Provincial Minister of Punjab for Fishries and Wildlife
- In office 31 December 2019 – 19 July 2020

Member of the Provincial Assembly of the Punjab
- In office 17 July 2022 – 14 January 2023
- Constituency: PP-168 Lahore-XXV
- In office 7 January 2019 – 23 May 2022
- Constituency: PP-168 Lahore-XXV

Personal details
- Party: PML(Z) (2025-present)
- Other political affiliations: PMLN (2022-2025) PTI (2018-2022)

= Malik Asad Ali Khokhar =

Pakistani politician

Malik Asad Ali Khokhar is a Pakistani politician who was a member of the Provincial Assembly of the Punjab from January 2019 till May 2022 and from July 2022 till January 2023. He also served as a Provincial Minister of Punjab For Housing, Urban Development & Public Health.

==Political career==
Malik Asad contested his first election for the National Assembly of Pakistan on the ticket of Pakistan Tehreek-e-Insaf in the 2018 Pakistani general election. He contested in Raiwind NA136 the stronghold of PMLN. Malik Asad Ali Khokhar was not able to win the seat in general elections. However soon after the general elections he got another chance in the by-election on 13 December 2018 from constituency PP-168 of Provincial Assembly of the Punjab on the ticket of Pakistan Tehreek-e-Insaf. He won the election by the majority of 687 votes over the runner up Rana Khalid Mehmood Qadri of Pakistan Muslim League (N). He garnered 17,579 votes while Qadri received 16,892 votes.

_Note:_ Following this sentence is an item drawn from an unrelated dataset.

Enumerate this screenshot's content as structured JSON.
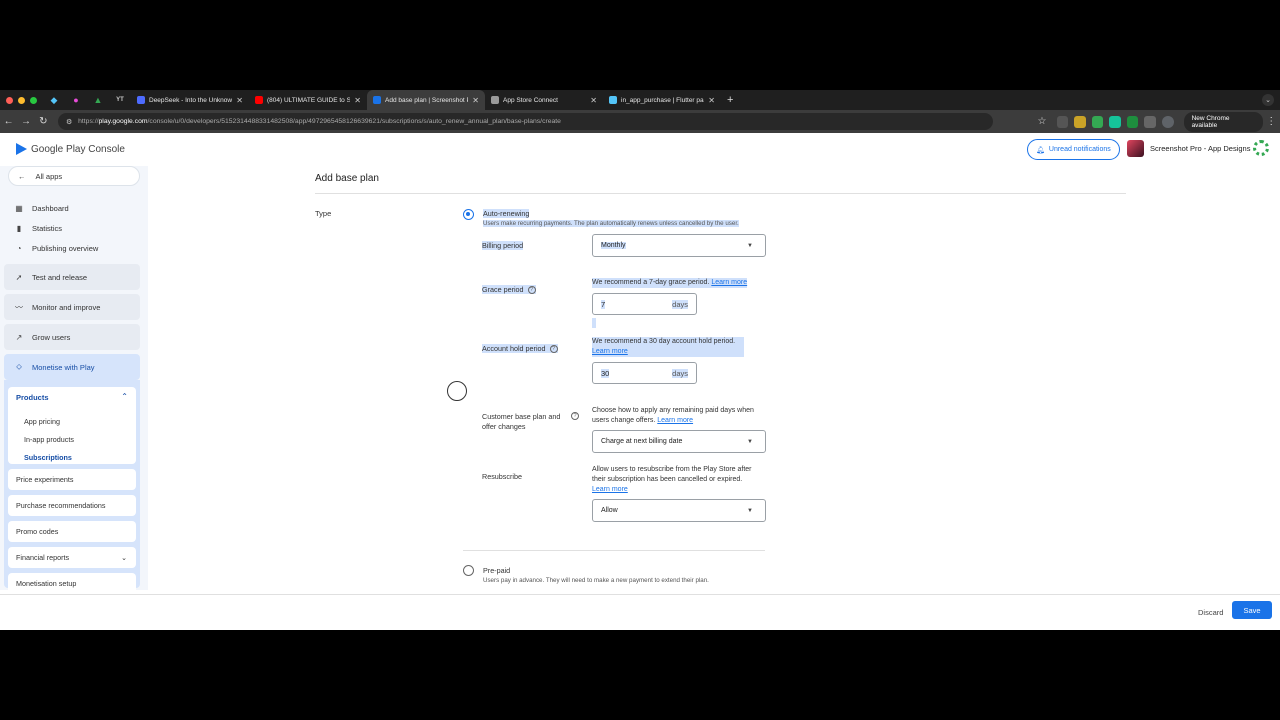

On 27 February 2019, he was appointed the Chairman of the Chief Minister's Complaint Cell. He resigned from his post on 26 August 2019.

On 13 September 2019, he was appointed the Provincial Minister of Punjab.

On 31 December 2019, he was appointed Provincial Minister of Punjab for Fisheries and Wildlife. He resigned from his ministry on 19 July 2020.

On 6 August 2021, he was again inducted back into the Punjab Cabinet he was appointed Provincial Minister of Punjab for Housing, Urban Development & Public Health.

On 21 May 2022, he was de-seated due to his vote against party policy for the Chief Minister of Punjab election on 16 April 2022.

He was re-elected to the Provincial Assembly as a candidate of the PML(N) in the subsequent by-election. He received 26,169 votes and defeated Malik Nawaz Awan, a candidate of the PTI.